A bench has been installed in a playground at Clifton E. French Regional Park in Plymouth, honoring the memory of two little girls whose remains were found nearby in 1963 after they were abducted while playing in south Minneapolis. No one was ever convicted of the crime.

The bench, inscribed “In loving memory of Melissa Ann Lee and Barbara Ann Foshaug,” was blessed Saturday by a minister following a celebration of life at the park for Lynn Foshaug, Barbara’s older brother, who died last December.

Barbara Ann Foshaug, 4, left, and Melissa Ann Lee, 5, went missing in Minneapolis and were later found dead in Plymouth. Their pictures ran on the front page of the Minneapolis Morning Tribune on Sept. 9, 1963. (Newspapers.com)

The bench was installed at the park following a lengthy investigation into the abduction and murder of Barbara, 4, and Melissa, 5, by the Minnesota Star Tribune that appeared in the paper last winter. Lynn Foshaug, who was interviewed for the story before his death, was only 7 years old at the time his sister was abducted.

An aunt of Melissa Lee, Joy Roney of Georgia, spoke by phone in January with Park District Superintendent Boe Carlson about installing something permanent near the site where the remains were found to honor the little girls.

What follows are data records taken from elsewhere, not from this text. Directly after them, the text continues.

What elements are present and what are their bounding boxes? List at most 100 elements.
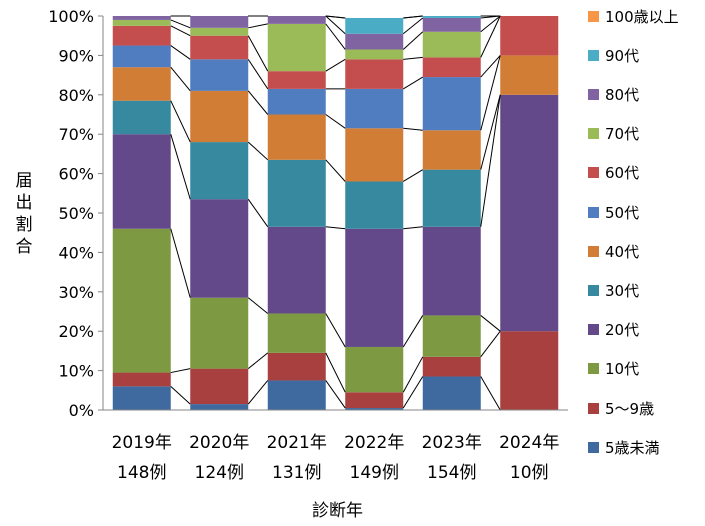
bar-segment-6-0 <box>112 45 171 68</box>
legend-label: 20代 <box>605 321 640 340</box>
series-line-3-4 <box>403 226 423 230</box>
series-line-3-8 <box>403 56 423 60</box>
series-line-4-4 <box>480 94 501 227</box>
bar-segment-7-4 <box>422 57 481 78</box>
legend-swatch <box>588 245 599 257</box>
legend-item: 40代 <box>588 241 639 261</box>
series-line-2-4 <box>325 226 346 230</box>
series-line-4-5 <box>480 94 501 170</box>
legend-item: 60代 <box>588 163 639 183</box>
series-line-0-4 <box>170 134 191 200</box>
legend-label: 70代 <box>605 125 640 144</box>
bar-segment-10-4 <box>422 16 481 18</box>
series-line-3-12 <box>403 15 423 19</box>
bar-segment-5-0 <box>112 67 171 101</box>
x-tick-count-label-2: 131例 <box>272 463 321 483</box>
bar-segment-6-1 <box>190 59 249 91</box>
bar-segment-5-4 <box>422 130 481 170</box>
bar-segment-0-1 <box>190 404 249 410</box>
bar-segment-9-3 <box>345 33 404 50</box>
series-line-1-7 <box>247 59 269 90</box>
legend-label: 10代 <box>605 360 640 379</box>
series-line-2-5 <box>325 159 346 182</box>
bar-segment-3-0 <box>112 134 171 229</box>
legend-swatch <box>588 49 599 61</box>
series-line-0-7 <box>170 45 191 60</box>
bar-segment-0-0 <box>112 386 171 410</box>
x-tick-count-label-4: 154例 <box>427 463 476 483</box>
series-line-2-3 <box>325 313 346 348</box>
legend-item: 100歳以上 <box>588 6 679 26</box>
y-tick-label-8: 80% <box>58 86 94 105</box>
series-line-0-6 <box>170 66 191 92</box>
series-line-1-3 <box>247 297 269 314</box>
bar-segment-0-3 <box>345 408 404 410</box>
series-line-1-6 <box>247 90 269 115</box>
series-line-2-6 <box>325 114 346 129</box>
bar-segment-1-4 <box>422 356 481 377</box>
bar-segment-5-3 <box>345 128 404 182</box>
bar-segment-9-0 <box>112 16 171 20</box>
y-tick-label-9: 90% <box>58 46 94 65</box>
y-tick-label-6: 60% <box>58 165 94 184</box>
legend-label: 60代 <box>605 164 640 183</box>
bar-segment-3-3 <box>345 228 404 347</box>
legend-item: 5歳未満 <box>588 437 660 457</box>
x-tick-label-0: 2019年 <box>112 433 172 453</box>
x-tick-count-label-0: 148例 <box>117 463 166 483</box>
series-line-1-5 <box>247 141 269 161</box>
bar-segment-7-0 <box>112 25 171 46</box>
legend-item: 10代 <box>588 359 639 379</box>
legend-swatch <box>588 363 599 375</box>
bar-segment-2-1 <box>190 297 249 369</box>
bar-segment-7-2 <box>267 71 326 89</box>
bar-segment-8-0 <box>112 19 171 26</box>
bar-segment-2-4 <box>422 315 481 357</box>
bar-segment-6-2 <box>267 88 326 115</box>
bar-segment-4-2 <box>267 159 326 227</box>
bar-segment-5-2 <box>267 114 326 160</box>
x-tick-label-4: 2023年 <box>422 433 482 453</box>
legend-label: 100歳以上 <box>605 7 679 26</box>
bar-segment-7-1 <box>190 35 249 60</box>
bar-segment-8-3 <box>345 49 404 60</box>
bar-segment-8-4 <box>422 31 481 58</box>
bar-segment-2-3 <box>345 346 404 393</box>
y-tick-label-0: 0% <box>69 401 94 420</box>
series-line-0-9 <box>170 19 191 29</box>
legend-item: 90代 <box>588 45 639 65</box>
bar-segment-4-1 <box>190 142 249 200</box>
series-line-2-2 <box>325 352 346 393</box>
bar-segment-1-0 <box>112 372 171 387</box>
bar-segment-1-1 <box>190 368 249 405</box>
legend-item: 70代 <box>588 124 639 144</box>
series-line-0-8 <box>170 25 191 37</box>
y-axis-title: 届出割合 <box>16 171 33 257</box>
legend-swatch <box>588 128 599 140</box>
y-axis-title-char: 出 <box>16 193 33 213</box>
bar-segment-6-4 <box>422 77 481 131</box>
bar-segment-3-2 <box>267 226 326 314</box>
x-tick-label-2: 2021年 <box>267 433 327 453</box>
y-axis-title-char: 届 <box>16 171 33 191</box>
legend-label: 30代 <box>605 281 640 300</box>
bar-segment-4-0 <box>112 100 171 135</box>
series-line-3-9 <box>402 31 424 50</box>
bar-segment-2-2 <box>267 313 326 353</box>
series-line-3-1 <box>402 376 424 409</box>
bar-segment-4-4 <box>422 169 481 227</box>
series-line-3-3 <box>402 315 424 348</box>
series-line-1-8 <box>247 35 269 72</box>
bar-segment-0-2 <box>267 380 326 410</box>
legend-swatch <box>588 284 599 296</box>
y-tick-label-3: 30% <box>58 283 94 302</box>
series-line-3-10 <box>402 17 424 35</box>
legend-item: 30代 <box>588 280 639 300</box>
bar-segment-8-1 <box>190 27 249 36</box>
y-tick-label-5: 50% <box>58 204 94 223</box>
legend-swatch <box>588 10 599 22</box>
bar-segment-5-1 <box>190 90 249 143</box>
series-line-4-2 <box>480 330 501 358</box>
series-line-4-6 <box>480 55 501 131</box>
series-line-2-9 <box>325 23 346 50</box>
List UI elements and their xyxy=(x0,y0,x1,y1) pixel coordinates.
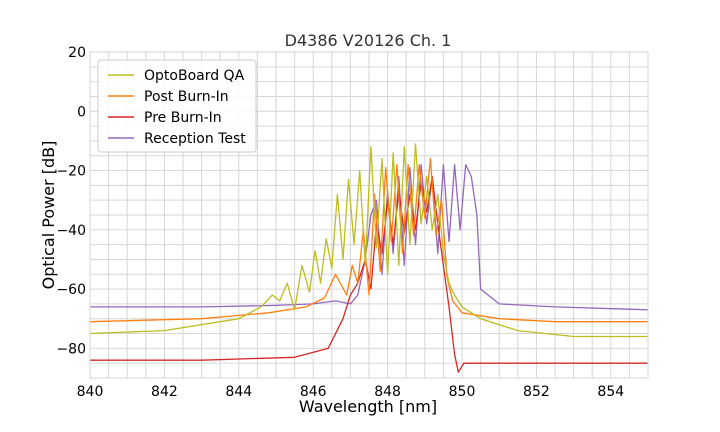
y-tick-label: −80 xyxy=(56,341,86,357)
y-tick-label: 0 xyxy=(77,104,86,120)
series-line-reception-test xyxy=(90,163,648,311)
legend-label: OptoBoard QA xyxy=(144,68,245,84)
legend-box xyxy=(97,59,257,153)
legend-label: Post Burn-In xyxy=(144,89,229,105)
x-tick-label: 850 xyxy=(449,384,476,400)
series-line-optoboard-qa xyxy=(90,143,648,338)
x-tick-label: 852 xyxy=(523,384,550,400)
y-tick-label: −60 xyxy=(56,282,86,298)
legend: OptoBoard QA Post Burn-In Pre Burn-In Recep… xyxy=(97,59,257,153)
x-tick-label: 848 xyxy=(374,384,401,400)
y-tick-label: −20 xyxy=(56,164,86,180)
x-tick-label: 846 xyxy=(300,384,327,400)
chart-title: D4386 V20126 Ch. 1 xyxy=(285,31,452,50)
x-tick-label: 844 xyxy=(225,384,252,400)
y-tick-label: −40 xyxy=(56,223,86,239)
series-group xyxy=(90,143,648,373)
tick-labels: 840 842 844 846 848 850 852 854 20 0 −20 −40 −60 −80 xyxy=(56,45,624,400)
y-tick-label: 20 xyxy=(68,45,86,61)
x-tick-label: 854 xyxy=(597,384,624,400)
y-axis-label: Optical Power [dB] xyxy=(39,141,58,290)
legend-label: Pre Burn-In xyxy=(144,110,222,126)
x-tick-label: 840 xyxy=(77,384,104,400)
legend-label: Reception Test xyxy=(144,131,246,147)
plot-frame xyxy=(89,51,649,379)
x-axis-label: Wavelength [nm] xyxy=(299,397,437,416)
x-tick-label: 842 xyxy=(151,384,178,400)
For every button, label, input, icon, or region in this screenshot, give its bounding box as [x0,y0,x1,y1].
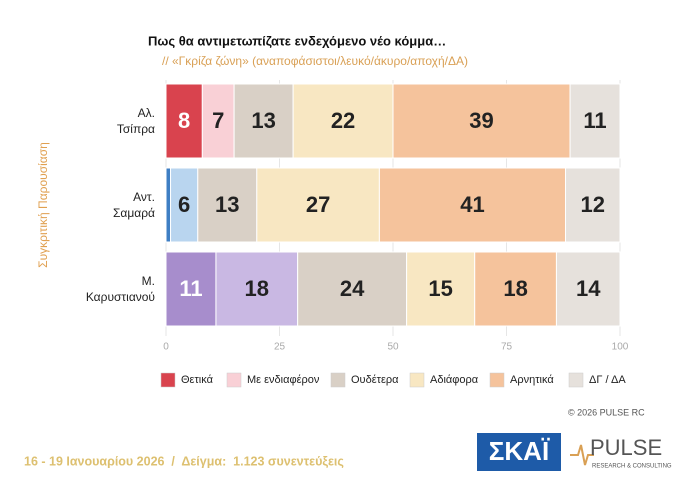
bar-segment [256,167,380,243]
chart-title: Πως θα αντιμετωπίζατε ενδεχόμενο νέο κόμ… [148,33,446,48]
value-label: 15 [428,276,452,301]
legend-swatch [330,372,346,388]
logo-skai: ΣΚΑΪ [489,436,550,466]
value-label: 11 [179,276,202,301]
bar-segment [215,251,299,327]
value-label: 24 [340,276,365,301]
legend-swatch [226,372,242,388]
x-tick-label: 0 [163,342,169,353]
category-label: Αντ. Σαμαρά [113,190,155,220]
value-label: 39 [469,108,493,133]
value-label: 6 [178,192,190,217]
footer-date: 16 - 19 Ιανουαρίου 2026 / Δείγμα: 1.123 … [24,454,344,468]
category-label: Αλ. Τσίπρα [116,106,155,136]
x-tick-label: 100 [612,342,629,353]
bar-segment [392,83,571,159]
copyright: © 2026 PULSE RC [568,407,645,417]
logo-pulse-sub: RESEARCH & CONSULTING [592,464,672,470]
value-label: 18 [245,276,269,301]
value-label: 12 [581,192,605,217]
bar-segment [297,251,408,327]
chart-subtitle: // «Γκρίζα ζώνη» (αναποφάσιστοι/λευκό/άκ… [162,54,468,68]
value-label: 18 [503,276,527,301]
logo-skai-box [477,433,561,471]
value-label: 7 [212,108,224,133]
y-axis-label: Συγκριτική Παρουσίαση [36,142,50,268]
legend-label: Με ενδιαφέρον [247,374,320,386]
bar-segment [565,167,621,243]
x-tick-label: 75 [501,342,513,353]
legend-label: Θετικά [181,374,214,386]
category-label: Μ. Καρυστιανού [85,274,155,304]
logo-pulse: PULSE [590,435,662,460]
legend-swatch [409,372,425,388]
legend-label: ΔΓ / ΔΑ [589,374,626,386]
value-label: 14 [576,276,601,301]
value-label: 13 [215,192,239,217]
bar-segment [233,83,294,159]
logo-pulse-icon [570,444,594,466]
bar-segment [170,167,199,243]
bar-segment [555,251,621,327]
legend-swatch [489,372,505,388]
x-tick-label: 25 [274,342,286,353]
bar-segment [165,83,203,159]
bar-segment [474,251,557,327]
legend-label: Αρνητικά [510,374,554,386]
legend-swatch [568,372,584,388]
legend-label: Αδιάφορα [430,374,479,386]
legend-label: Ουδέτερα [351,374,399,386]
value-label: 13 [251,108,275,133]
bar-segment [569,83,621,159]
value-label: 11 [583,108,606,133]
value-label: 41 [460,192,484,217]
value-label: 27 [306,192,330,217]
value-label: 22 [331,108,355,133]
bar-segment [165,167,172,243]
value-label: 8 [178,108,190,133]
x-tick-label: 50 [387,342,399,353]
bar-segment [406,251,476,327]
legend-swatch [160,372,176,388]
bar-segment [292,83,394,159]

“We ask that this memorial will give the family the strength to carry on,” said the Rev. Larry Williams of Sioux Falls, who stood behind the bench with Colleen Duden, daughter of Lynn Foshaug and Barbara Foshaug’s niece. Sitting on the bench were Duden’s two children, Kaidan and Carlee Crumley.

Colleen Duden’s father, Lynn Foshaug, was 7 years old in 1963 when his 4-year-old sister Barbara Ann went missing with her friend Melissa Ann Lee, 5. A month later the two girls' bodies were found murdered over 10 miles away in Plymouth, near where Duden stands in this photograph from last spring. (Renée Jones Schneider/The Minnesota Star Tribune)

At the celebration of life, Duden talked about her father’s loving support and thanked the Three Rivers Park District for installing the bench.

“It truly is a beautiful thing and the perfect place to remember these two little girls,” she said.